Yes, that is a very nicely intuitive extreme example.
Excellent!
Here is another way.
(\frac1{1-x})^2=(1+x+x^2+x^3+x^4+\cdots)(1+x+x^2+x^3+x^4+\cdots)
=1+2x+3x^2+4x^3+5x^4+\cdots
by direct multiplication.
Cool. Just plug in x=-1 and discover that
1-2+3-4+5-...=\frac{1}{4}
Neat! 
The formula is valid only for -1<x<1.
Here is a completely different take on it. Make a game in which you have to pay
$1 a roll to roll a die and I pay you off $p whenever you roll a 3. What should p be to make the game fair? Well, if we continue to play the game, it is clear that p = 6 is the unique value that makes it fair. So that must be the expected value here.
Well, only valid in that range if the definition you’re using for an infinite sum is the limit of finite partial sums.
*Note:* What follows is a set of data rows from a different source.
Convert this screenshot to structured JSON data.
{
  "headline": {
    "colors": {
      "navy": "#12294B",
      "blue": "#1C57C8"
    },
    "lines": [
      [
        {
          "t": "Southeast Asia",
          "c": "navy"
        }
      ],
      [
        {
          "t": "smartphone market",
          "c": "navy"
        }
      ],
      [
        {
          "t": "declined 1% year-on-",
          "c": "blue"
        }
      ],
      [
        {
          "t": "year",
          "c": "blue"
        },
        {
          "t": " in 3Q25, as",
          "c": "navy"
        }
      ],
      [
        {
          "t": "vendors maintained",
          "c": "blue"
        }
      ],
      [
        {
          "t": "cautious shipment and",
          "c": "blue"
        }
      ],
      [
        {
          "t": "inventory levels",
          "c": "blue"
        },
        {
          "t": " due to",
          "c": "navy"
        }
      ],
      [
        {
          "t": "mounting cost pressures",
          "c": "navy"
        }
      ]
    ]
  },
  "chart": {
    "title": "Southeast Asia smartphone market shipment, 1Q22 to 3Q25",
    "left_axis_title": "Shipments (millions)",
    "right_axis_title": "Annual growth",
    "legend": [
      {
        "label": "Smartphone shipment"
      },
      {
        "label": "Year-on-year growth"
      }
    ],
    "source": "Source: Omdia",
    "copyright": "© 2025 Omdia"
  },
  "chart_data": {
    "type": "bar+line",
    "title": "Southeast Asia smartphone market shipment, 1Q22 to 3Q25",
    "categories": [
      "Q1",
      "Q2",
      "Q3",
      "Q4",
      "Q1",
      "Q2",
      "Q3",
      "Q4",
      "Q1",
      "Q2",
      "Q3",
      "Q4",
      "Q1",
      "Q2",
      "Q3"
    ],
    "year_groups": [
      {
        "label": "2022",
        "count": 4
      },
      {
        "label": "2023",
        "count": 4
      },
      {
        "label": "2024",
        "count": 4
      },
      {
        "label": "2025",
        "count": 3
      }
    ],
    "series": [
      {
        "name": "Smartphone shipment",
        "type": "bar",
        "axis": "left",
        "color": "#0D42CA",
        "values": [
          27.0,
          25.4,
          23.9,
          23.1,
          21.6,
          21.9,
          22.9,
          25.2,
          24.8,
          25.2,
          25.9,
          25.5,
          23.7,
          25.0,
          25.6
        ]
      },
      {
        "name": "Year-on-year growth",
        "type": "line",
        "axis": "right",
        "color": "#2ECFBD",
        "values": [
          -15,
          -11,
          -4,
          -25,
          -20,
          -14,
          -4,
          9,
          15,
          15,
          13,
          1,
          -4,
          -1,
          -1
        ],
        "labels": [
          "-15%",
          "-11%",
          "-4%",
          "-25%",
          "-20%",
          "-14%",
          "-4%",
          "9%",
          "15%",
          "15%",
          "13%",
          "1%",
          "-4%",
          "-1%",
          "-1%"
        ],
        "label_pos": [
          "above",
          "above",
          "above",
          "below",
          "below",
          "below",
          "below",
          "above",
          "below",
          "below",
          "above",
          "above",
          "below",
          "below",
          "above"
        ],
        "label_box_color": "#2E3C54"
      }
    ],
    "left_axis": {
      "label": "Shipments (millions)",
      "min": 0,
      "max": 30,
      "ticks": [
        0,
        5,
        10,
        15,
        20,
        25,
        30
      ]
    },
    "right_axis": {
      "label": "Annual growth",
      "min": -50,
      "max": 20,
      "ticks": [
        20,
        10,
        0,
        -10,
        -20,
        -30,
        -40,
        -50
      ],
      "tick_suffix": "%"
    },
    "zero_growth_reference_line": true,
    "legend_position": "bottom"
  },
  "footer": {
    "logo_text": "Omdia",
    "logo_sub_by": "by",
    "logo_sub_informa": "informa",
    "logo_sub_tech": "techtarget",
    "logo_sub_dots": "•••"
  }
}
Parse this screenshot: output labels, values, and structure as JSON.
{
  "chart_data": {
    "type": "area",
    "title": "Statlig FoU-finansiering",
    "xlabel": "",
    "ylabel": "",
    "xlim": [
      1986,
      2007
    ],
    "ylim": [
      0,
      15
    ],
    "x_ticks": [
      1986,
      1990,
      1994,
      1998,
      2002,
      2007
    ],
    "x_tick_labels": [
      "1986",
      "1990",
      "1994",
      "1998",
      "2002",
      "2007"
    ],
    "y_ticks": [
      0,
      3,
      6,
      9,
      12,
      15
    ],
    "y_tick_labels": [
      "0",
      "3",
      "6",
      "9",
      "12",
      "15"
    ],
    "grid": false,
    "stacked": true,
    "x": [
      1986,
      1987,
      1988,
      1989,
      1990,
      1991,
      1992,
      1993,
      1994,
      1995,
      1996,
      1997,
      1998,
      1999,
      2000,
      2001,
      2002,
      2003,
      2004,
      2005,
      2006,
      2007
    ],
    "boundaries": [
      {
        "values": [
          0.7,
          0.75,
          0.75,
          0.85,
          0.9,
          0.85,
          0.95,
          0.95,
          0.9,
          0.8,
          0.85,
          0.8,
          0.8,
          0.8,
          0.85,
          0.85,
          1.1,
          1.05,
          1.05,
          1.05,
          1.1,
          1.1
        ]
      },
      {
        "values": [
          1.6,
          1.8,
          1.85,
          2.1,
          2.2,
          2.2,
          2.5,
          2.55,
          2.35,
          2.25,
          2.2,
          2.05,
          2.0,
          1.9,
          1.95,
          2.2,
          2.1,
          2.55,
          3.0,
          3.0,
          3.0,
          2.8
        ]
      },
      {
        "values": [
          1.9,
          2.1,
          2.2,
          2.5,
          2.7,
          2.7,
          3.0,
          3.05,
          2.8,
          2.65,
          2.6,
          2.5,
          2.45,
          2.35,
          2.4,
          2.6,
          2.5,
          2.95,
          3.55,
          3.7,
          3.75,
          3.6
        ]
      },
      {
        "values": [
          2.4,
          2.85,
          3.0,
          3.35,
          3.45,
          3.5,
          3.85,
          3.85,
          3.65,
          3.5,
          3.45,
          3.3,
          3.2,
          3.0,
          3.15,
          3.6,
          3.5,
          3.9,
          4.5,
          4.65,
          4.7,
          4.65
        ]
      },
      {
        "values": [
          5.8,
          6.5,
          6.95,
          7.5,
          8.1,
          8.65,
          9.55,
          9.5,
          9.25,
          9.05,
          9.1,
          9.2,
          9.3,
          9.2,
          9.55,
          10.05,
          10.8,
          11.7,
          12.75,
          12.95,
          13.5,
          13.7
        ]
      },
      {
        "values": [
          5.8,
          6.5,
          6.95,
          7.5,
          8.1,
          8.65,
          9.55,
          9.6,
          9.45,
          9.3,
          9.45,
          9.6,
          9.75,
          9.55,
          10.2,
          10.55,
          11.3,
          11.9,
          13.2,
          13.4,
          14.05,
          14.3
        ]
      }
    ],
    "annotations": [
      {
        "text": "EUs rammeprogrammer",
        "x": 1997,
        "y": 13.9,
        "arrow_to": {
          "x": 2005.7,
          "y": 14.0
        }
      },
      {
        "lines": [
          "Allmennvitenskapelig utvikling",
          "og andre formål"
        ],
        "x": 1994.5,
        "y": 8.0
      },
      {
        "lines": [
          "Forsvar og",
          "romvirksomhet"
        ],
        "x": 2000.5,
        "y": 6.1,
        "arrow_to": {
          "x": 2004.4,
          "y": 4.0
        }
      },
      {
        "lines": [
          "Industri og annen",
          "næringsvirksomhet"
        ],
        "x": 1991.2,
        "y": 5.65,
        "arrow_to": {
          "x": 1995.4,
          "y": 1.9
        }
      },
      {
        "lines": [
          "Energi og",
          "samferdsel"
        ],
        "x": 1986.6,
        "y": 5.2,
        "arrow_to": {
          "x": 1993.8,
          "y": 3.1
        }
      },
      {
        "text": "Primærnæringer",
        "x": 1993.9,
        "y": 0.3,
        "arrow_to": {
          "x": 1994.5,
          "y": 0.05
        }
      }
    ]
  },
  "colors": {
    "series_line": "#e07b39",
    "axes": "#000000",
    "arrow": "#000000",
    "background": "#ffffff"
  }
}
Other definitions exist, and I believe (though I’m not certain) that @Dr.Strangelove 's observation is correct under those definitions.
The reason for the duck emojis above was to avoid the inevitable bricks being thrown at my head .
But yes, that sum, among others (such as 1-1+1-1+...=\frac{1}{2} and 1+2+3+4+...=-\frac{1}{12}), are perfectly reasonable as long as we don’t demand pesky things like convergence for the result.
And as it happens, these sums aren’t just some mathematical trickery. They have real-world significance, such as when calculating the strength of the Casimir force.
And in particular, 1+2+4+8+16+… = -1 is an accurate reflection of how most computer systems store integers. Or maybe how they store integers is an accurate reflection of that sum, or something.
Yep. Though it seems the universe is indifferent to the base. 9 + 90 + 900 + \ldots=-1 as well.
The results show up in physics when there is some kind of “renormalization” at play, which is basically a way of pretending that a special kind of infinity is equal to 0. The sums behave nicely because they are just offsets from this “infinity”.
Maybe it is better to be more precise about this. If you want 1+2+4+8+\cdots to converge to -1 in the ordinary sense, you need to do something like work in the field of 2-adic numbers. If you do that, then 9+90+900+\cdots is merely another series with the same limit.